The Israeli cabinet has voted to dismantle 24 illegal West Bank settlement outposts and to withhold government help from right-wing activists trying to establish new ones.

The Prime Minister, Ariel Sharon, said he was committed to removing outposts founded since he took office four years ago. But, on the recommendation of the chief of staff, Lieutenant-General Moshe Ya'alon, the government postponed their evacuation until after the disengagement from the Gaza Strip and northern West Bank, due in July.

The security services preferred to keep their powder dry for the bigger confrontation with the settlers and their allies, who are determined to resist both pullouts. Ra'anan Gissin, Mr Sharon's spokesman, said: "You can't do both at the same time. Removing the outposts now would take away forces needed for the disengagement. That would give the settlers the chance to do exactly what they want, to delay the disengagement as much as possible."

Ministers also voted overwhelmingly to adopt the principles of a devastating report, which detailed government complicity in the creation of at least 105 supposedly "unauthorised" outposts. Eventually, Mr Gissin said, all of them would go.

The study, by Talia Sasson, a former senior prosecutor, highlighted the so-called "nod-and-wink" policy of governments which condemned the outposts, but surreptitiously funded their construction to the tune of millions of shekels and supplied them with caravans, roads, electricity and water.

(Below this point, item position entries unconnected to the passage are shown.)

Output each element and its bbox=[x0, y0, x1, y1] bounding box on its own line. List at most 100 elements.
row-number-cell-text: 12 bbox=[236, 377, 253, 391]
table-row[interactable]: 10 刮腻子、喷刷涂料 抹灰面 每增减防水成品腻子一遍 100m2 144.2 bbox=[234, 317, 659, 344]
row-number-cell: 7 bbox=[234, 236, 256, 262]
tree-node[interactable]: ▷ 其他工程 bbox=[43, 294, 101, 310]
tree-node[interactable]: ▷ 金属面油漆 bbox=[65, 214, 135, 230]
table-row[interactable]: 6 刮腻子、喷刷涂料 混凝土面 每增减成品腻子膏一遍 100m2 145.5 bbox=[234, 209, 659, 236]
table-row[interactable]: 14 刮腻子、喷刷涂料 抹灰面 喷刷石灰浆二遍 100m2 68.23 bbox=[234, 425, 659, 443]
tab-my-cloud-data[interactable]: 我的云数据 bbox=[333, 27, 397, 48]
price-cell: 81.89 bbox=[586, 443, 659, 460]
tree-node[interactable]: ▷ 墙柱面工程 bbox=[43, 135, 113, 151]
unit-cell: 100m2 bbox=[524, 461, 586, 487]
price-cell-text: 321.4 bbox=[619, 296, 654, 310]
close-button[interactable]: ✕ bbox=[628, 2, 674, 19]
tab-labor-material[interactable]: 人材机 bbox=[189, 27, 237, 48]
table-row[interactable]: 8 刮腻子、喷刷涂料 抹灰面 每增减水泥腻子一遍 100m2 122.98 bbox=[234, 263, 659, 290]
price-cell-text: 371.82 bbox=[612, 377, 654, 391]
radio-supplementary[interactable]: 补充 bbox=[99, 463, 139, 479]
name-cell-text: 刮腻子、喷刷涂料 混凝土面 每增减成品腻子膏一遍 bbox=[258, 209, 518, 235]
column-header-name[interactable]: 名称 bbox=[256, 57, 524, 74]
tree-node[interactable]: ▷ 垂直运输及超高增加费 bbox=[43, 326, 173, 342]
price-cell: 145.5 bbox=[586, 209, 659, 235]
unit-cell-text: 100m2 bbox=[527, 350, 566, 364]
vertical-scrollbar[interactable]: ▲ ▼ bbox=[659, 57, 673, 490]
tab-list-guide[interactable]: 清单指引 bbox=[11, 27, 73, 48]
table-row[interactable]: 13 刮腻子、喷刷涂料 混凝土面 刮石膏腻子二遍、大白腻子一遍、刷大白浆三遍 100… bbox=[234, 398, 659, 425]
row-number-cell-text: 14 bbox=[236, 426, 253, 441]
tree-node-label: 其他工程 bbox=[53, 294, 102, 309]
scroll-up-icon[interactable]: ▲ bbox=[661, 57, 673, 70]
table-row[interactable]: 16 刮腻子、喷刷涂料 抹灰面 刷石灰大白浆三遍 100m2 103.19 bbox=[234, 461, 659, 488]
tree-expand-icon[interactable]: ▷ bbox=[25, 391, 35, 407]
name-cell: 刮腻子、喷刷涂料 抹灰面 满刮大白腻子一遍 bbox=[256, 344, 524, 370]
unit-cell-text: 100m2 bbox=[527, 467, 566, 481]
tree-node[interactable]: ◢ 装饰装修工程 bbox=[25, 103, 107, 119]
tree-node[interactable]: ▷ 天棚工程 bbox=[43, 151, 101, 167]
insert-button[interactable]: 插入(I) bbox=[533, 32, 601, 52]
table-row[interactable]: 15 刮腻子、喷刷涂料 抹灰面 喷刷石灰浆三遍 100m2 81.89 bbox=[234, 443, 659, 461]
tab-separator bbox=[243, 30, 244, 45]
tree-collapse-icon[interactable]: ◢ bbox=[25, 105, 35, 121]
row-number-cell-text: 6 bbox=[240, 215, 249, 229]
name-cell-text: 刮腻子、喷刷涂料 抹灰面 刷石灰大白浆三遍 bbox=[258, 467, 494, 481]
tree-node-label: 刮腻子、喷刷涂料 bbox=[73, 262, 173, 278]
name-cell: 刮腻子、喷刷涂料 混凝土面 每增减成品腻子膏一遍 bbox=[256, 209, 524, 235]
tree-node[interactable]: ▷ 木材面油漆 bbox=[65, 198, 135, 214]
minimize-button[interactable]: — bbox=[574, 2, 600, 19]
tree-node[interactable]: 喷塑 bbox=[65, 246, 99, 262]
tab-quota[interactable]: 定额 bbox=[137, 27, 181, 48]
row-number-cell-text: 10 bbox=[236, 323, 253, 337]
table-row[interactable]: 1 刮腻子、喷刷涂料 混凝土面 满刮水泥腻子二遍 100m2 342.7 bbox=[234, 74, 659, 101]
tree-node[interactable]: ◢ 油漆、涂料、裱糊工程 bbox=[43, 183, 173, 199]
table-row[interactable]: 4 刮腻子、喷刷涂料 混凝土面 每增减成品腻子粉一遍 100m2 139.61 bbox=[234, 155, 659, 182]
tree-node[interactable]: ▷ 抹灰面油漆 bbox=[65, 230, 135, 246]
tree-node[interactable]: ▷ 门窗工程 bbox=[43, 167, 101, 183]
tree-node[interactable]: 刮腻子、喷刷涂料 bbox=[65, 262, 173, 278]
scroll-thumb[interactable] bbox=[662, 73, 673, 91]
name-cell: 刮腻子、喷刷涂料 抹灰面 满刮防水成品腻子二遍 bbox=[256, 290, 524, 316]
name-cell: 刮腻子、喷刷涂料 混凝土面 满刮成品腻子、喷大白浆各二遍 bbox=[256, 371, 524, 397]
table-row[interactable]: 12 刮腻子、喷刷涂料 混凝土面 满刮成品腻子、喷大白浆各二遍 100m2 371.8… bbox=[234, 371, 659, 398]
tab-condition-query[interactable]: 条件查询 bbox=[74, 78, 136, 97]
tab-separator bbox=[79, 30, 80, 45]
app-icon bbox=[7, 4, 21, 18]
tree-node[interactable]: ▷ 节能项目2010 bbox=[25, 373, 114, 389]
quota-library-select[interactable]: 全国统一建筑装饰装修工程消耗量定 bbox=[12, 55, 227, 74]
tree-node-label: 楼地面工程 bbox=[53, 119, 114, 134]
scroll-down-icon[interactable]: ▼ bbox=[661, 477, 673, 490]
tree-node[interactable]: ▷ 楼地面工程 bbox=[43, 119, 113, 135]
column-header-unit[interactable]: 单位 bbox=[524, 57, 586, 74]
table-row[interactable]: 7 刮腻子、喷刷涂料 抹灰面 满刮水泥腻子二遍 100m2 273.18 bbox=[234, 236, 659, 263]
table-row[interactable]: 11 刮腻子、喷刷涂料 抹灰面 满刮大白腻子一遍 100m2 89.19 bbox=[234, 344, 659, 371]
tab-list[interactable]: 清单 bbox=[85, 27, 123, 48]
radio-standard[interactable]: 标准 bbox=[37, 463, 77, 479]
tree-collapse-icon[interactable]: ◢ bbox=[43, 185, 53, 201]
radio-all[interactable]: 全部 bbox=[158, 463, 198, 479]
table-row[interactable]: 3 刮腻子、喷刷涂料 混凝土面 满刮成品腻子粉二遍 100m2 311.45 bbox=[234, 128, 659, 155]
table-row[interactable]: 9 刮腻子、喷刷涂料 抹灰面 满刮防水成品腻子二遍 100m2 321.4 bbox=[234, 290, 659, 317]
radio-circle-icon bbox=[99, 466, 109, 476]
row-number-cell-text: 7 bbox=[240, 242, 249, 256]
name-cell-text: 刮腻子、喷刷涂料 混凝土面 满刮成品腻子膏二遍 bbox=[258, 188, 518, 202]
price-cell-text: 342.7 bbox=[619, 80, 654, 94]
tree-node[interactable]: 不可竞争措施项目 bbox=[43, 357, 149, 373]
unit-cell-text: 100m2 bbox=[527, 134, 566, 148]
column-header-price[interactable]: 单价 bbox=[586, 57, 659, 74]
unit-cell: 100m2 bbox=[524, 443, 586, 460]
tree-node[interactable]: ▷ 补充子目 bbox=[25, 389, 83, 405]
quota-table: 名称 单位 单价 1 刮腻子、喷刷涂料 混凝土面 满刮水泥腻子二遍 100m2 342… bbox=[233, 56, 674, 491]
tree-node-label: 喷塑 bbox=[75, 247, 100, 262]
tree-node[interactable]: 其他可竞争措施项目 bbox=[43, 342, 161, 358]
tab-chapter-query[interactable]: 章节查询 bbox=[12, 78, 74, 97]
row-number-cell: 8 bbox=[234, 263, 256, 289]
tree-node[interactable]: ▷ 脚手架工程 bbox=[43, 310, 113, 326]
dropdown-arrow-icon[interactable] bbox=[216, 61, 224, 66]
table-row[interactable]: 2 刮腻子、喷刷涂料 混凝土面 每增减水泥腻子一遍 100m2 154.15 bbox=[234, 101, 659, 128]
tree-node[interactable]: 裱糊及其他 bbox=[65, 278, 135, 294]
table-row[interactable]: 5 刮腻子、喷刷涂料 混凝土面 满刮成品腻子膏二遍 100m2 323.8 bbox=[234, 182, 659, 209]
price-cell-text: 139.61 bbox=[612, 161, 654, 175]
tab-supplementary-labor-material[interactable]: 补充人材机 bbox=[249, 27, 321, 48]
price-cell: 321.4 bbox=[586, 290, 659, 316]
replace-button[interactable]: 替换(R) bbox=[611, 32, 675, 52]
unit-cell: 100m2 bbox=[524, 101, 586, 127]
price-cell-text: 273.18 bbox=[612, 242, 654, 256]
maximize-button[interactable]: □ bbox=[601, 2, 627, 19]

The cabinet appointed a committee to recommend how to supervise budgets, planning and construction of settlements. "For the first time," Mr Gissin said, "a government has taken on itself to deal with violations of law practised for over 30 years. Everything that is illegal will be corrected."

The committee is chaired by Tzipi Livni, the Justice Minister, a Likud supporter of the disengagement plan. "We want to prevent a situation in which the government wakes up and finds a mobile home on a hilltop, which it may have funded," she said. Shaul Mofaz, the Defence Minister, decided on Friday to reduce the period of the Gaza pullout from 12 weeks to four to minimise the risk of violence. A further 3,000 troops have been added to the 5,000 soldiers and policemen already being trained for the evacuation.

Kofi Annan, the United Nations secretary general, arrived in Jerusalem last night and went straight into talks with Mr Sharon. He is expected to press Mr Sharon and the Palestinian President, Mahmoud Abbas, to fulfill their commitments under the road map for peace. He will be among more than 30 international leaders at the opening of a £30m Holocaust museum.

Ephraim Sneh, a former minister and retired general, asked about a Sunday Times report that Israel was planning to destroy Iran's nuclear reactor, said such action would be a "last resort".